You edge repeatedly, without taking a break in between, clearly driving yourself wild in the process. Which I enjoy immensely, as I try to imagine how tense and tight your pussy must be right now, as I come in your mouth again.

"Let's get some more sleep," I instruct.

You're completely on edge with desperation, but you also seem to be happy that I just came in your mouth for the second time in only a few hours. You curl up beside me, spooning me the way you know I like it.

But your hips are moving back and forth slightly, which I know won't help me sleep. I think for a moment that perhaps I'm being too mean. Then I remember you telling me that everything we're doing is consensual, and you wouldn't do this stuff with me if you didn't enjoy it. That's a calming thought. And then I remember the game, which you also consented to. It's not a day for fucking, or for you to have an orgasm. Another calming thought. But I want more, so I ask a very leading question.

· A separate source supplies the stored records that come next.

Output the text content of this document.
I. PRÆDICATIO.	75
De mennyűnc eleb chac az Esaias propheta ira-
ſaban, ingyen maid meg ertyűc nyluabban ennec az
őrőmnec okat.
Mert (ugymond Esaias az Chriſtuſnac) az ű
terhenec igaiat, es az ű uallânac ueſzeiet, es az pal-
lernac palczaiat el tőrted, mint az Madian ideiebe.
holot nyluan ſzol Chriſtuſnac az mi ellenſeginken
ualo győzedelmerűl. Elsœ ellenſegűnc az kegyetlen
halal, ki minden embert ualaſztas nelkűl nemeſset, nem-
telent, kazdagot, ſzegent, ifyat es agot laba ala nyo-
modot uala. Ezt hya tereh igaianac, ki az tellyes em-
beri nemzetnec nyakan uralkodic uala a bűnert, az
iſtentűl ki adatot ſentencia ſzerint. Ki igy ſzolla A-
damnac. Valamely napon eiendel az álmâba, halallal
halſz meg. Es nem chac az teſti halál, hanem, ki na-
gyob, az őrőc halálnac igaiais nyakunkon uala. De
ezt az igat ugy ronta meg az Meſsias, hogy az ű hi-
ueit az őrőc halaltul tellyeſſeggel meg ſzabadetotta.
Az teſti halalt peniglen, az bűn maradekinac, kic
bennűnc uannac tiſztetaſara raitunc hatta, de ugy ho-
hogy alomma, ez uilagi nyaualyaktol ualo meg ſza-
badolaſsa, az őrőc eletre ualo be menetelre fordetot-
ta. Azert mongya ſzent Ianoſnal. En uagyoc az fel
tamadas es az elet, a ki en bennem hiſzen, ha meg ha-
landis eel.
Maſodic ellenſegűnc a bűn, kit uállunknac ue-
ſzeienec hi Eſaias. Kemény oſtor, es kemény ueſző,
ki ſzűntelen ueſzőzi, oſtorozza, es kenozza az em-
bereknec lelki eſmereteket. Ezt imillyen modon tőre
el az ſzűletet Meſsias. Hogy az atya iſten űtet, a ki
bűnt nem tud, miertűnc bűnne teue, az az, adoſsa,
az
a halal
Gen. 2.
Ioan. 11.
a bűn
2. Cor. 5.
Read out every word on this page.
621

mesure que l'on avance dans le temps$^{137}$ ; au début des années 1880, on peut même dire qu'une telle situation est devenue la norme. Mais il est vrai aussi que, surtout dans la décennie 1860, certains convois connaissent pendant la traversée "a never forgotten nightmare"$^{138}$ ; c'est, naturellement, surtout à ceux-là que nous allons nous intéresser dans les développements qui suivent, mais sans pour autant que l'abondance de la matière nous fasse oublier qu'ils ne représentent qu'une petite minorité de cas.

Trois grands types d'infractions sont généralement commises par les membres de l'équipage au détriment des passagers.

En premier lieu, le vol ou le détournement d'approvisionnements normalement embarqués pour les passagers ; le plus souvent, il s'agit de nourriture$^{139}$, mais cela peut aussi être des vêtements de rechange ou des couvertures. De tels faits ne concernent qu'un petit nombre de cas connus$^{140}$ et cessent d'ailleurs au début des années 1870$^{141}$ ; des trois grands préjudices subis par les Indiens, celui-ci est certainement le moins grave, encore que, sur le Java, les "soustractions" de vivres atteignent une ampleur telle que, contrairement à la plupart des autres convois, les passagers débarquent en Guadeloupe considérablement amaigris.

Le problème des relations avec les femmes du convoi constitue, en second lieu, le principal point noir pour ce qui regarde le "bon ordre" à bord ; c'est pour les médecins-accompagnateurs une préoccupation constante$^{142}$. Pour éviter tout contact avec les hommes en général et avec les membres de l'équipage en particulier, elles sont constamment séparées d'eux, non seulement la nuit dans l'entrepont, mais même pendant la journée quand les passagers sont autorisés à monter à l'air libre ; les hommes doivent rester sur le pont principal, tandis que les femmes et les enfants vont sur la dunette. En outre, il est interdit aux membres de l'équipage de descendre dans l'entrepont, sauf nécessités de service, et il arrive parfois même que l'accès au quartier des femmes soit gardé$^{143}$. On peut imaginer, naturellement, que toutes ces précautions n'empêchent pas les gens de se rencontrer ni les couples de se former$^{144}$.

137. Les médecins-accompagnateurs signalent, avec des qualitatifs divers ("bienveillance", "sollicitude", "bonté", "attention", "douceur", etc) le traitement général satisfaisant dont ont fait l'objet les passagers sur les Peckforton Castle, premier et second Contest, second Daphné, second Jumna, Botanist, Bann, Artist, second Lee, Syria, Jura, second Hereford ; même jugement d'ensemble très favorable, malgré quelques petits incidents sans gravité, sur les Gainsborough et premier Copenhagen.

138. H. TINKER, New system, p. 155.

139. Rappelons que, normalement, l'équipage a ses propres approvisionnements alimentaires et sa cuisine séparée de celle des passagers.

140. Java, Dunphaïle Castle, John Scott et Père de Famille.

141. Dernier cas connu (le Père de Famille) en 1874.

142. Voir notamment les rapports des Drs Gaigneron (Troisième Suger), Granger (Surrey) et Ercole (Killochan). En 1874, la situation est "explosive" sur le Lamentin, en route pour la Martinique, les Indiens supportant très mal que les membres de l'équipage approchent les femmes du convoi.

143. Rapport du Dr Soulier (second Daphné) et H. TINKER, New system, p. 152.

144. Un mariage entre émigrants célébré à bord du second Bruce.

"Maybe I should make you come?"

Your hips are still moving. Perhaps you don't even know that they are. You know the answer. It's against the rules. More importantly, I haven't told you to come. I've only asked for your opinion, which we have clearly established is irrelevant in this situation.

"No," you reply firmly, hips still moving. "Don't make me come." A second later, for good measure, you add for emphasis, and perhaps because you thought you needed to say that more nicely, "please don't make me come. Please."

Two more seconds pass, but you still seem to think I need more convincing. "I don't want to come. And if I did, I still wouldn't." But your hips are still moving back and forth.